How to choose between column types for efficiency in R?-CodePudding

I have been wondering this for some time - purely in terms of memory and processing efficiency, what is the best variable type to store in a dataframe column?

For example, I can store my variables as either strings or integers (as below). In this case, which of the columns would be more efficient, for a 1 million row dataset, and why?

string_col  int_col
code1       1
code2       2
code3       3

CodePudding user response：

A rough approximation (this may change when you put it into a dataframe, which is another structure)

> object.size("code1")
112 bytes
> object.size(1)
56 bytes

Or alternatively

> object.size(df$string_col)
248 bytes
> object.size(df$int_col)
64 bytes

adding the string as a factor

> object.size(df$string_col_fact)
648 bytes

Using a bigger set:

n = 10^6

sapply(list(
  str=data.frame(rep(c(paste0("code", 1:3)), n)),
  int=data.frame(rep(1:3, n)),
  strFactor=data.frame(factor(rep(c(paste0("code", 1:3)), n)))),
  object.size)

#      str       int strFactor 
# 24000920  12000736  12001352

CodePudding user response：

Under the hood, an R vector object is actually a symbol bound to a pointer (a VECSXP). The VECSXP points to the actual data-containing structure. The data we see in R as numeric vectors are stored as REALSXP objects. These contain header flags, some pointers (e.g. to attributes), a couple of integers giving information about the length of the vector, and finally the actual numbers: an array of double-precision floating point numbers.

For character vectors, the data have to be stored in a slightly more complicated way. The VECSXP points to a STRSXP, which again has header flags, some pointers and a couple of numbers to describe the length of the vector, but what then follows is not an array of characters, but an array of pointers to character strings (more precisely, an array of SEXPs pointing to CHARSXPs). A CHARSXP itself contains flags, pointers and length information, then an array of characters representing a string. Even for short strings, a CHARSXP will take up a minimum of about 56 bytes on a 64-bit system.

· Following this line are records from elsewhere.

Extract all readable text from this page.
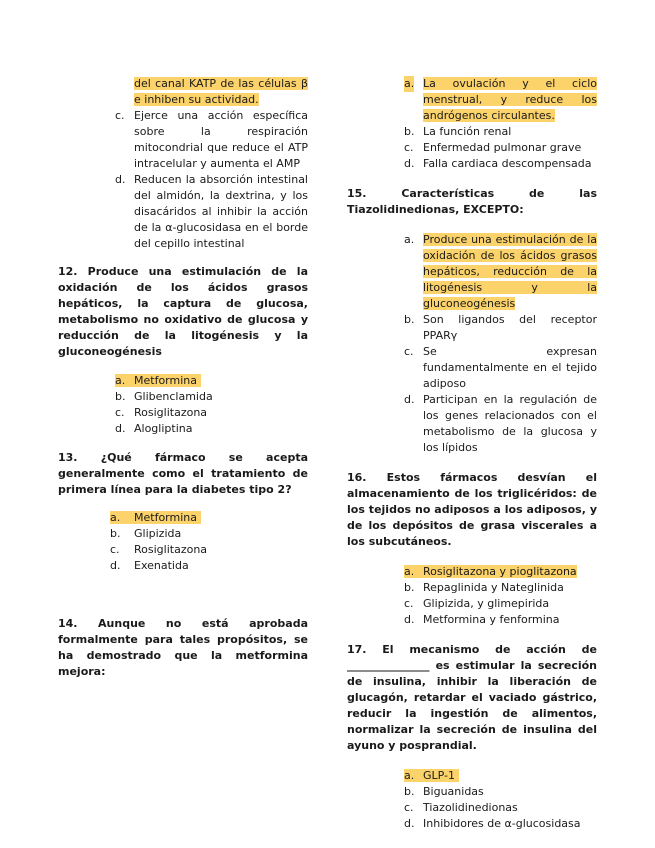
del canal KATP de las células β e inhiben su actividad.
c. Ejerce una acción específica sobre la respiración mitocondrial que reduce el ATP intracelular y aumenta el AMP
d. Reducen la absorción intestinal del almidón, la dextrina, y los disacáridos al inhibir la acción de la α-glucosidasa en el borde del cepillo intestinal

12. Produce una estimulación de la oxidación de los ácidos grasos hepáticos, la captura de glucosa, metabolismo no oxidativo de glucosa y reducción de la litogénesis y la gluconeogénesis

a. Metformina
b. Glibenclamida
c. Rosiglitazona
d. Alogliptina

13. ¿Qué fármaco se acepta generalmente como el tratamiento de primera línea para la diabetes tipo 2?

a. Metformina
b. Glipizida
c. Rosiglitazona
d. Exenatida

14. Aunque no está aprobada formalmente para tales propósitos, se ha demostrado que la metformina mejora:

a. La ovulación y el ciclo menstrual, y reduce los andrógenos circulantes.
b. La función renal
c. Enfermedad pulmonar grave
d. Falla cardiaca descompensada

15. Características de las Tiazolidinedionas, EXCEPTO:

a. Produce una estimulación de la oxidación de los ácidos grasos hepáticos, reducción de la litogénesis y la gluconeogénesis
b. Son ligandos del receptor PPARγ
c. Se expresan fundamentalmente en el tejido adiposo
d. Participan en la regulación de los genes relacionados con el metabolismo de la glucosa y los lípidos

16. Estos fármacos desvían el almacenamiento de los triglicéridos: de los tejidos no adiposos a los adiposos, y de los depósitos de grasa viscerales a los subcutáneos.

a. Rosiglitazona y pioglitazona
b. Repaglinida y Nateglinida
c. Glipizida, y glimepirida
d. Metformina y fenformina

17. El mecanismo de acción de _______________ es estimular la secreción de insulina, inhibir la liberación de glucagón, retardar el vaciado gástrico, reducir la ingestión de alimentos, normalizar la secreción de insulina del ayuno y posprandial.

a. GLP-1
b. Biguanidas
c. Tiazolidinedionas
d. Inhibidores de α-glucosidasa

The CHARSXP objects are re-used, so if you have a vector of 1 million strings each saying "code1", the array of pointers in the STRSXP should all point to the same CHARSXP. There is therefore only a very small memory overhead of approximately 56 bytes between a one-million length vector of 1s and a one-million length vector of "1"s.

a <- rep(1, 1e6)
object.size(a)
#> 8000048 bytes

b <- rep("1", 1e6)
object.size(b)
#> 8000104 bytes

This is not the case when you have many different strings, since each different string will require its own CHARSXP. For example, if we have 26 different strings within our 1-million long vector rather than just a single string, we will take up an extra 56 * (26 - 1) = 1400 bytes of memory:

c <- rep(letters, length.out = 1e6)
object.size(c)
#> 8001504 bytes

So the short answer to your question is that as long as the number of unique elements is small, there is little difference in the size of the underlying memory usage. However, a character vector will always require more memory than a numeric vector - even if the difference is very small.